Ist es im Ganzen eine Maschine, die Soldaten und Zivilopfer miteinander verzahnt - und Sisifos der, der den Krieg nur als Opfer erlebt? Oder ist Sisifos so, dass er genausogut selbst Soldat sein könnte, eventuell nur die falsche Uniform trägt und deshalb hingemetzelt wird. Sisifos ist Opfer des Krieges, doch man könnte überlegen, ob nicht eine Verteidigungshaltung oder Neugier ihn auch dem Krieg entgegentreibt.

Möglich ist eine Art Collage aus Texten zum Krieg (Clausewitz) oder ein ganz einfacher Text, der wie ein Kriegslied aus Beschwörungen besteht. Und Sisifos' Text?

Eigentlich fände ich schön, wenn es sich bei den gesungenen Texten, vor allem den Soldatentexten, bei jedem Durchlauf um "dasselbe alte Lied" handeln würde - zwar sind die Uniformen und die Todesarten anders, aber die Sache bleibt ja gleich.
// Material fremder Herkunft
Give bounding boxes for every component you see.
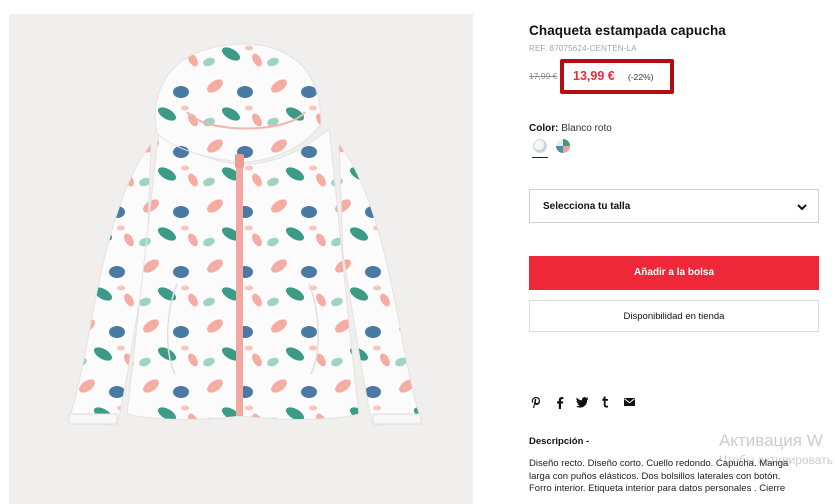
store-availability-button[interactable]: Disponibilidad en tienda bbox=[529, 300, 819, 332]
add-to-bag-button[interactable]: Añadir a la bolsa bbox=[529, 256, 819, 290]
description-text: Diseño recto. Diseño corto. Cuello redon… bbox=[529, 458, 789, 494]
product-title: Chaqueta estampada capucha bbox=[529, 23, 726, 38]
facebook-icon[interactable] bbox=[553, 394, 567, 410]
selected-swatch-indicator bbox=[532, 157, 548, 158]
product-image[interactable] bbox=[9, 14, 473, 504]
color-info: Color: Blanco roto bbox=[529, 123, 612, 134]
pinterest-icon[interactable] bbox=[529, 394, 543, 410]
product-info-panel: Chaqueta estampada capucha REF. 87075624… bbox=[529, 0, 829, 504]
price-highlight-box: 13,99 € (-22%) bbox=[560, 59, 674, 94]
discount-badge: (-22%) bbox=[628, 72, 654, 82]
tumblr-icon[interactable] bbox=[598, 394, 612, 410]
chevron-down-icon bbox=[796, 200, 808, 218]
twitter-icon[interactable] bbox=[575, 394, 589, 410]
size-selector[interactable]: Selecciona tu talla bbox=[529, 189, 819, 223]
color-swatch-print[interactable] bbox=[556, 139, 570, 153]
description-heading[interactable]: Descripción - bbox=[529, 436, 589, 447]
email-icon[interactable] bbox=[622, 394, 636, 410]
color-value: Blanco roto bbox=[561, 123, 612, 134]
size-selector-label: Selecciona tu talla bbox=[543, 201, 631, 212]
original-price: 17,99 € bbox=[529, 71, 558, 81]
sale-price: 13,99 € bbox=[573, 69, 615, 83]
color-label: Color: bbox=[529, 123, 559, 134]
color-swatch-white[interactable] bbox=[533, 139, 547, 153]
product-reference: REF. 87075624-CENTEN-LA bbox=[529, 44, 637, 53]
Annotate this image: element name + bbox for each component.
Das Sinnlose (aus der Zeitung)

In einem deutschen Spital wird ein syrischer Kämpfer, der bis auf die Knochen verwundet ist, in unzähligen Operationen zusammengeflickt, behandelt und das zerstörte Gesicht wiederhergestellt. Er kehrt nach Syrien zurück und stirbt eine Woche darauf in den Kampfhandlungen.

Ist es das Böse oder das Unglück?

Die Naturgesetze-Soldateska stehen unter einem strengen Befehl eines nie sichtbar werdenden Generals (oder Königs), aber was sie tun, erzeugt Chaos und ist bei aller Strenge und militärischem Drill und Ordnung wüst, unberechenbar, destruktiv und chaotisch.

Ist auch Sisifos Soldat? Träger einer anderen gegnerischen Uniform? (Phantasiekostüme, angelehnt an die napoleonischen Kriege.)

Was zerstört die Soldateska? Die Zivilisation. Den zivilen Anteil des Menschenlebens. Den also müsste Sisifos verkörpern: Vernunft, Konstruktives, Lösung, Verbesserung, Erhalt, Aufbau, Fortschritt im philosophischen, technischen und materiellen Sinn.

Sisifos-Gedanken 27.12.2014

* Die Zeit nicht verstreichen lassen (Udo Jürgens), auspressen wir eine Zitrone und dann ist sie doch verstrichen.
* Die Zeit sparen, die man ausgeben würde? Heisst sie verlieren.
* Nichts Abstraktes. Nichts Allegorisches. Nichts Altphilologisches.